House Democrats appear to have found a campaign message more than a year and a half before the midterms: President Trump turned his back on the working-class voters who sent him to the White House.
As Republicans’ trademark campaign promise to repeal Obamacare imploded, top House Democrats described the fumble not as a silver bullet for 2018 but the beginning of two years of GOP policies that will prioritize the wealthy at the expense of a rural, blue-collar electorate that helped Republicans win total control of Washington.
With tax reform up next, Democrats see the potential for another major data point to add to their argument.
“If he continues along those lines and does tax breaks for his buddies and his cronies and the people like he has sitting around his Cabinet, that’s going to be a problem in a district like mine,” said Rep. Cheri Bustos of Illinois, who cochairs the Democratic Policy and Communications Committee and who holds a rural seat carried by Trump. “We don’t have a whole lot of millionaires and I don’t think we have any billionaires.”
Rep. Denny Heck of Washington, who heads recruitment for the Democratic Congressional Campaign Committee, called the health care bill “a $600 billion tax cut for the very wealthiest of Americans” and warned that Republicans will fail again if their tax-code-reform efforts end up helping the rich “at the expense of vulnerable people.”

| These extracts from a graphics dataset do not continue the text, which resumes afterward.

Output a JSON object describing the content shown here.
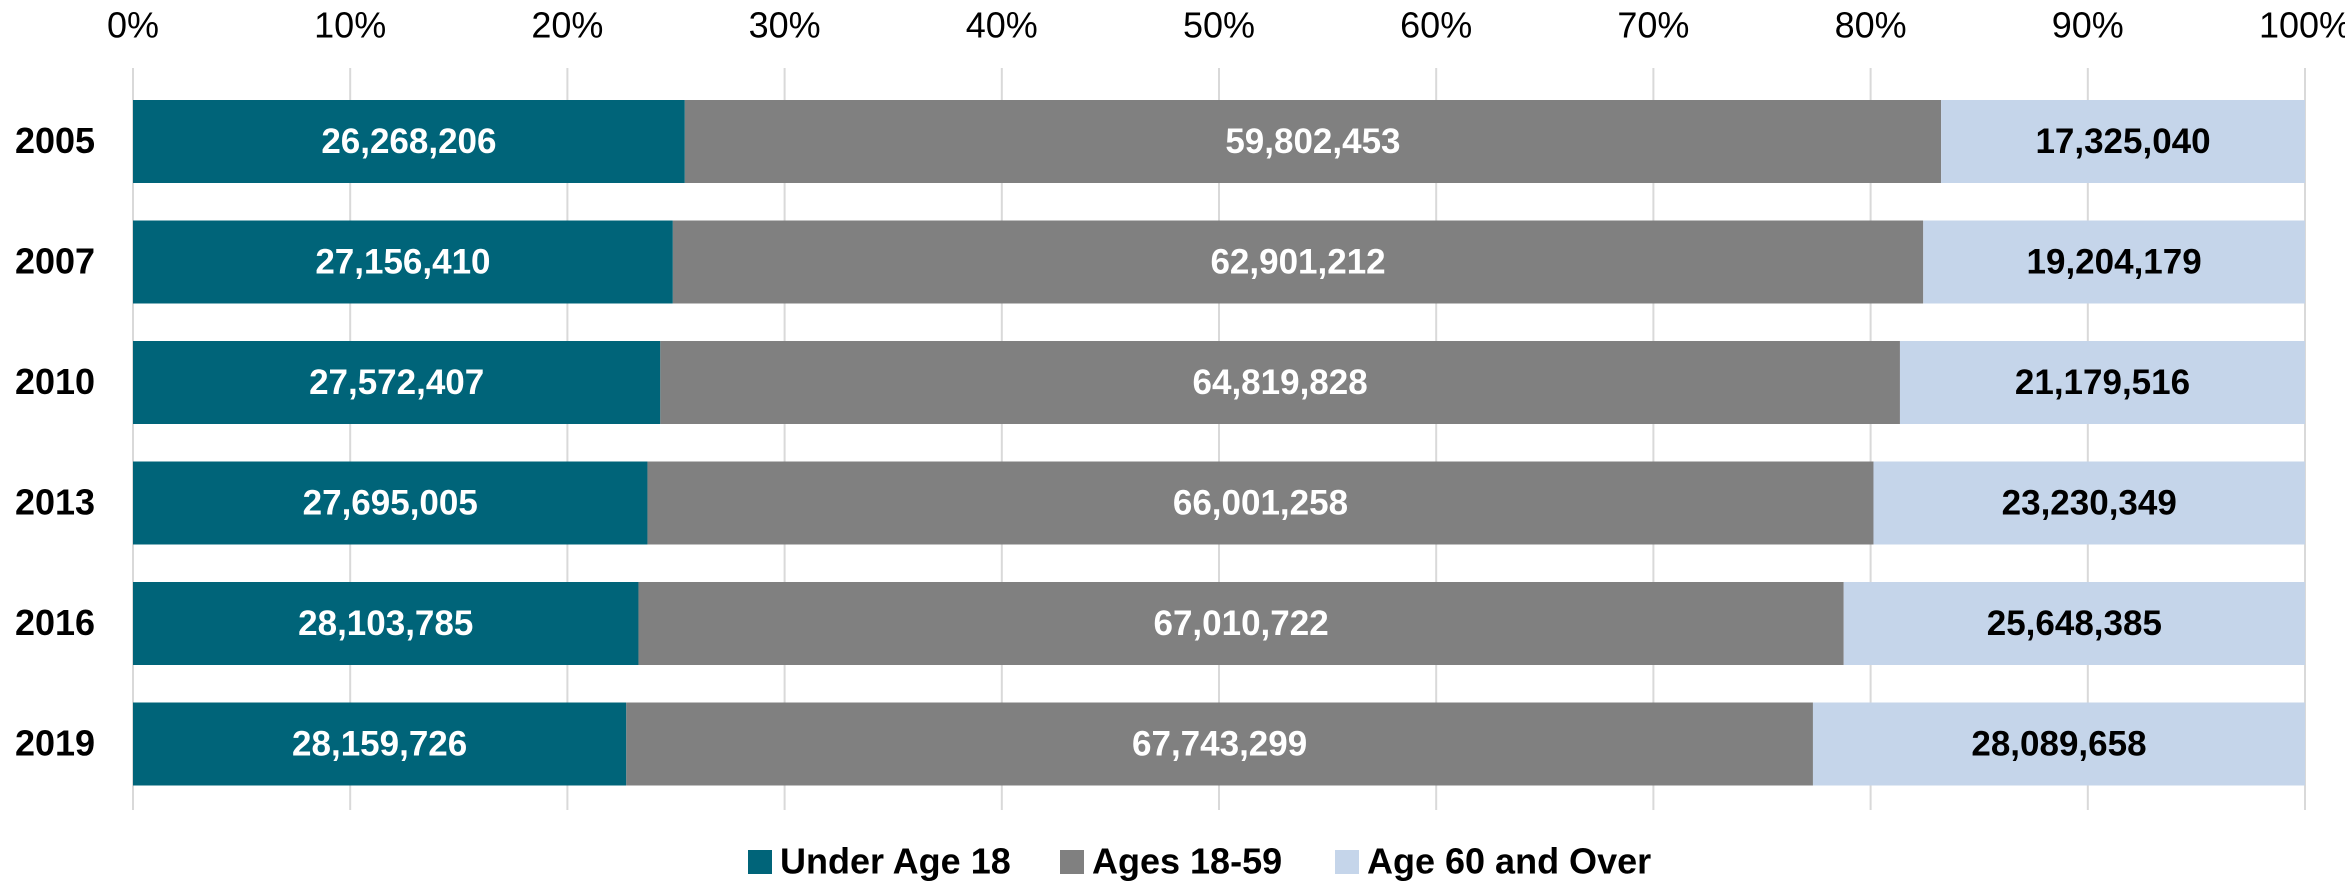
{
  "chart_data": {
    "type": "bar",
    "orientation": "horizontal",
    "stack": "percent",
    "categories": [
      "2005",
      "2007",
      "2010",
      "2013",
      "2016",
      "2019"
    ],
    "series": [
      {
        "name": "Under Age 18",
        "color": "#006479",
        "label_color": "#ffffff",
        "values": [
          26268206,
          27156410,
          27572407,
          27695005,
          28103785,
          28159726
        ],
        "value_labels": [
          "26,268,206",
          "27,156,410",
          "27,572,407",
          "27,695,005",
          "28,103,785",
          "28,159,726"
        ]
      },
      {
        "name": "Ages 18-59",
        "color": "#808080",
        "label_color": "#ffffff",
        "values": [
          59802453,
          62901212,
          64819828,
          66001258,
          67010722,
          67743299
        ],
        "value_labels": [
          "59,802,453",
          "62,901,212",
          "64,819,828",
          "66,001,258",
          "67,010,722",
          "67,743,299"
        ]
      },
      {
        "name": "Age 60 and Over",
        "color": "#c5d5ea",
        "label_color": "#000000",
        "values": [
          17325040,
          19204179,
          21179516,
          23230349,
          25648385,
          28089658
        ],
        "value_labels": [
          "17,325,040",
          "19,204,179",
          "21,179,516",
          "23,230,349",
          "25,648,385",
          "28,089,658"
        ]
      }
    ],
    "xlim": [
      0,
      100
    ],
    "xticks": [
      {
        "value": 0,
        "label": "0%"
      },
      {
        "value": 10,
        "label": "10%"
      },
      {
        "value": 20,
        "label": "20%"
      },
      {
        "value": 30,
        "label": "30%"
      },
      {
        "value": 40,
        "label": "40%"
      },
      {
        "value": 50,
        "label": "50%"
      },
      {
        "value": 60,
        "label": "60%"
      },
      {
        "value": 70,
        "label": "70%"
      },
      {
        "value": 80,
        "label": "80%"
      },
      {
        "value": 90,
        "label": "90%"
      },
      {
        "value": 100,
        "label": "100%"
      }
    ],
    "grid": true,
    "legend": "bottom"
  }
}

“If they keep trying to do things that America doesn’t want, then they’ll be held accountable—very straightforward,” Heck said.
At a press conference Tuesday morning at their national party headquarters, House Democratic leadership blasted Trump and House Republicans as charlatans for campaigning on plans to boost blue-collar voters, then declining to put forth major legislation to benefit them in the first 67 days.
They contrasted the stimulus package and Lilly Ledbetter Fair Pay Act that were passed in the first month of a Democratic-controlled government in 2009 to the millions of working families who could be left uninsured under the GOP’s health plan.
Moderate Republicans in affluent, suburban swing seats made headlines as they abandoned the repeal. But Democrats also noted it would have been especially detrimental to rural constituencies. Districts like those held by Republican Reps. Sean Duffy of Wisconsin and Bruce Poliquin of Maine, which are more than 70 percent rural and both backed Trump handily, would have lost more in tax credits than neighboring urban districts.
“At some point they’re going to start figuring out—’Wait a minute, this was just a whole bunch of campaign hype out there,’” Democratic Rep. Ron Kind said, citing the “devastating” impact that both the Obamacare repeal and Trump’s budget would have on his rural Wisconsin district, which the president won.
Democrats have already started making that case to midterm voters. The Caucus policy committee has hit Trump’s budget for its proposed cuts to programs that provide rural job-training and infrastructure funding. The DCCC launched a five-figure digital ad campaign blasting Republicans who voted the health care bill out of committee, and it released a poll conducted this month of 1,000 voters in 52 battleground districts that found 54 percent opposed to the GOP plan and only 30 percent in favor.
Still, it’s not clear if Trump and House Republicans are on the same page when it comes to tax reform. On the campaign trail, the president emphasized help for the middle and working classes, but the congressional plan is expected to bring less relief to those groups.
Rep. Linda Sánchez of California, one of six Democrats on the tax policy subcommittee, said House Republicans are crafting their bill in secrecy, leaving her skeptical that the GOP plans to take tax reform in a direction that would benefit working families.
“I have been begging our chairman. I have been begging our Republican colleagues to try to invite us in on that conversation,” said Sanchez, the vice chairwoman of the House Democratic Caucus.
Republicans insisted there is still time to challenge a narrative that their policies are at odds with the populist bloc that elected them. House Rules Chair Pete Sessions of Texas said Democrats have to wait until next October before writing the book on GOP priorities.
Trump’s proposed trillion-dollar infrastructure plan could provide a legislative victory, an economic stimulus, and a chance to work with Democrats in one hit. And House GOP leadership announced Tuesday its intent to keep working on an Obamacare-repeal plan.
“I don’t think in any way this is an indication that we’re not going to rally back with a good plan that would be good for not only the middle class but every single person that needs a better health care system,” said Sessions, a former two-term chair of the National Republican Congressional Committee.
From the start, Democrats have said they have to run on more than an anti-Trump platform even as controversial legislative plans take shape. The party has plenty to offer working-class Americans, Democrats said, they just have to work harder to make sure voters are aware.
Bustos pointed to legislation she’s worked on to boost export centers for small businesses and use American steel in water-infrastructure projects.
“Go on the back of a pickup truck on the perimeter of a corn field and just sit down and talk about what we are doing,” she suggested. “Let people know that not only have we not forgotten them, but we are fighting for them.”